Shrubs: Blueberry Vanilla and Strawberry Black Pepper

Yes, I know, shrubs are the haute drink of choice these days, alcoholic or not. They can be found in mason jars lining the shelves at trendy bars and as boozy quaffs on popular blog posts. While I tend to cringe at modish food trends (are we over bacon everything yet?), I'm actually enjoying shrubs in the limelight. Not to brag, though, I first learned about shrubs way before the shrub craze hit Seattle.  My introductory taste of the vinegary drink occured during one of my Chef's Pantry classes at Bastyr in 2012. The theme of the week was "Bottled Infusions"  and Cynthia Lair - our eccentric but highly proficient instructor - took us through them makings of not only shrubs, but also ginger beer and homemade vanilla extract. I can't remember exactly what flavor of shrubs I made during that fortuitous class, but I remember that it was absolutely delicious with a hit of sparkling water. I kept the bottle in the side door of my fridge and sparingly used it when I needed a refreshing drink. Sadly, it took a hipsterish culinary fad and a deluge of beautiful blog photos for me to pick up shrub-making again. Not to mention 46 lbs of fresh picked blueberries... 

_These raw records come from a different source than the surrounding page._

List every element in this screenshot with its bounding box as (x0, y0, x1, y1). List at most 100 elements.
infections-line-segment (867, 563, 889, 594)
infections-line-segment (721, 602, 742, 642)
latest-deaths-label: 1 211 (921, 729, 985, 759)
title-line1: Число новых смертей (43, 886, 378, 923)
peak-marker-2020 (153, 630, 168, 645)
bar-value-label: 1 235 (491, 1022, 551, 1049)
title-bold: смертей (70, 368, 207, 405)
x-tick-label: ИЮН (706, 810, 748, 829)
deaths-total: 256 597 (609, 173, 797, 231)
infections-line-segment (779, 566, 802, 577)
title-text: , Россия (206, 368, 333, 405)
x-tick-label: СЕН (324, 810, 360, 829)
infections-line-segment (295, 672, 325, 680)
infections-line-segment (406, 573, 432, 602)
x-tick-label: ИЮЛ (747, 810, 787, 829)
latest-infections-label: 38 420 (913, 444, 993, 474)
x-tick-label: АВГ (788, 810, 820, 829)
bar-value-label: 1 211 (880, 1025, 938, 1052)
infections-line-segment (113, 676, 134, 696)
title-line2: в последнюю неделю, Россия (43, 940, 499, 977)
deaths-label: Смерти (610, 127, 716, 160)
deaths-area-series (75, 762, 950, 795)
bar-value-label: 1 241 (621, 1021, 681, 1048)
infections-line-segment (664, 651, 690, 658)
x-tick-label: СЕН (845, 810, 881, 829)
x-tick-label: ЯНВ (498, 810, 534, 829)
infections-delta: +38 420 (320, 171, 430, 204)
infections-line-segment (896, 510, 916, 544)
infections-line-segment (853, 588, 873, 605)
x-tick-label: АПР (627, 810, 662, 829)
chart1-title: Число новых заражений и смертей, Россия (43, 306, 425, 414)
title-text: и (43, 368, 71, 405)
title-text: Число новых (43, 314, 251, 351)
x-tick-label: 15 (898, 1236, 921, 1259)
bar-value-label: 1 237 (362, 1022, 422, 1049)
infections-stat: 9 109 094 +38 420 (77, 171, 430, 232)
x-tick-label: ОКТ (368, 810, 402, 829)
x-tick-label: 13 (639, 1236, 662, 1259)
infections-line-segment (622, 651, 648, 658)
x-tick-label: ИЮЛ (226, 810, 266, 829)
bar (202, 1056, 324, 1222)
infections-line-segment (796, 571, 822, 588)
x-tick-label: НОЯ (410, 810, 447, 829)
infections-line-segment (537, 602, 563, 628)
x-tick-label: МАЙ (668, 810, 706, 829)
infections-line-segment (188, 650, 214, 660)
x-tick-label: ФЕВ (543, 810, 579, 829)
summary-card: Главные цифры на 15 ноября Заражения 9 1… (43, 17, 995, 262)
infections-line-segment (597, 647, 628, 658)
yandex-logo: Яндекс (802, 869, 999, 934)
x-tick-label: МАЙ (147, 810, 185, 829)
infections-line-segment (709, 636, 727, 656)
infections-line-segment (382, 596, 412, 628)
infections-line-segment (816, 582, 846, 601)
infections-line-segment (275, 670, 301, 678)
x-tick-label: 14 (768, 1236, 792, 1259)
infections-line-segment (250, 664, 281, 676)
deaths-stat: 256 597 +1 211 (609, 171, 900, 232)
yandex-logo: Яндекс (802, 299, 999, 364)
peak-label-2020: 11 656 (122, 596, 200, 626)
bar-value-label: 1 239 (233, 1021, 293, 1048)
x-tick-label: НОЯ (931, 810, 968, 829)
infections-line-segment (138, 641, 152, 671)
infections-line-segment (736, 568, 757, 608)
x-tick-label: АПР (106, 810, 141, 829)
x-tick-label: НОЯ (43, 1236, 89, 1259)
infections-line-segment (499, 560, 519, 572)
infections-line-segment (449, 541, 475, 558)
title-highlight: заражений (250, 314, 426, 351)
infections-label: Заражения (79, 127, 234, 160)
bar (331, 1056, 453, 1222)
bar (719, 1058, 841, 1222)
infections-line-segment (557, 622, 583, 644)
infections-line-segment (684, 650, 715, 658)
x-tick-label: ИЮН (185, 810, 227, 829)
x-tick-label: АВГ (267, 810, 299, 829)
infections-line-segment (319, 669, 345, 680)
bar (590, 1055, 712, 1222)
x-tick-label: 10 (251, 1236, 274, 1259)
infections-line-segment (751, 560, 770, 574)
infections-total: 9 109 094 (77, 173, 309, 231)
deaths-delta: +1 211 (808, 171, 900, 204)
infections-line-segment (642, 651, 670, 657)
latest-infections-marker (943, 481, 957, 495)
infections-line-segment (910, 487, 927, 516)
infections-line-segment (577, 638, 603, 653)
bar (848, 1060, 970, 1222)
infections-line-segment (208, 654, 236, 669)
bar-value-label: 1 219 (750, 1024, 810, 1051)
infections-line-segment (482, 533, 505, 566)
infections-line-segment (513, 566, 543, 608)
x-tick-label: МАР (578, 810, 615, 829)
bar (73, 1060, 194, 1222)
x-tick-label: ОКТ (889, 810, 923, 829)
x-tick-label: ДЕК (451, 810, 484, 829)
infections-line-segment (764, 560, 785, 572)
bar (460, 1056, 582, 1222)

True shrubs are a mixture of vinegar, sugar, and fresh fruit that are left to marinate overnight or up to a week. The longer the fruit steeps in the vinegar, the more potent the flavor. You could, I guess, blend up the fruit, sugar and vinegar and then strain it to a make a quick syrup, but then you don't get the full flavor of the fruit, nor the beneficial bacteria that mildly ferments the shrubs. My recommendation? Do yourself a favor and reserve a space on your counter for a week that's solely dedicated to a big bowl of infusing fruit. You'll be the star of the next dinner party or cocktail hour. 

Any fruit or flavor combination works. I love perusing through The Flavor Bible to come up with new flavor profiles. My favorite discovery so far is pineapple and anise (which would make a great shrub!) Blueberry vanilla and strawberry black pepper are only two flavor combos that could go here. Let you imagination go wild or raid your spice drawer to come up with your own concoctions! As mentioned above, the idea behind both of these recipes are gratis from Cynthia Lair. Shrubs can be served with sparkling water or mixed into a boozy cocktail - try vodka or rum. 


//Blueberry Vanilla Shrubs// Makes ~2 cups
1 lb fresh blueberries
1 cup unrefined cane sugar
1 cup white wine vinegar
1 vanilla bean, split down the middle

//Strawberry Black Pepper Shrubs// Makes ~2 cups
1 lb fresh strawberries
1 cup unrefined cane sugar
1 cup champagne vinegar
1 tablespoon whole black peppercorns

Instructions (same for both recipes):
1. Place washed fruit in a large bowl. Mash fruit with the back of a large spoon or with a pastry cutter until the fruit is bruised and some liquid has been released. Add the sugar and stir well. Cover bowl tightly with a plastic wrap. Let sit in a dark, cool spot (somewhere on your countertop is fine) for 1-2 days.

2. After 1-2 days add the vinegar and any aromatics/spices you're using (in this case either vanilla bean or black peppercorns). Stir well, then cover tightly again with plastic wrap. Let infuse for 7-10 days. 

3. Strain the shrubs into a bottle or glass container using a fine mesh strainer or cheesecloth, pressing the pulp with the back of a spoon to get all the liquid out. Discard the fruit pulp. Store shrubs covered in the fridge for 6+ months.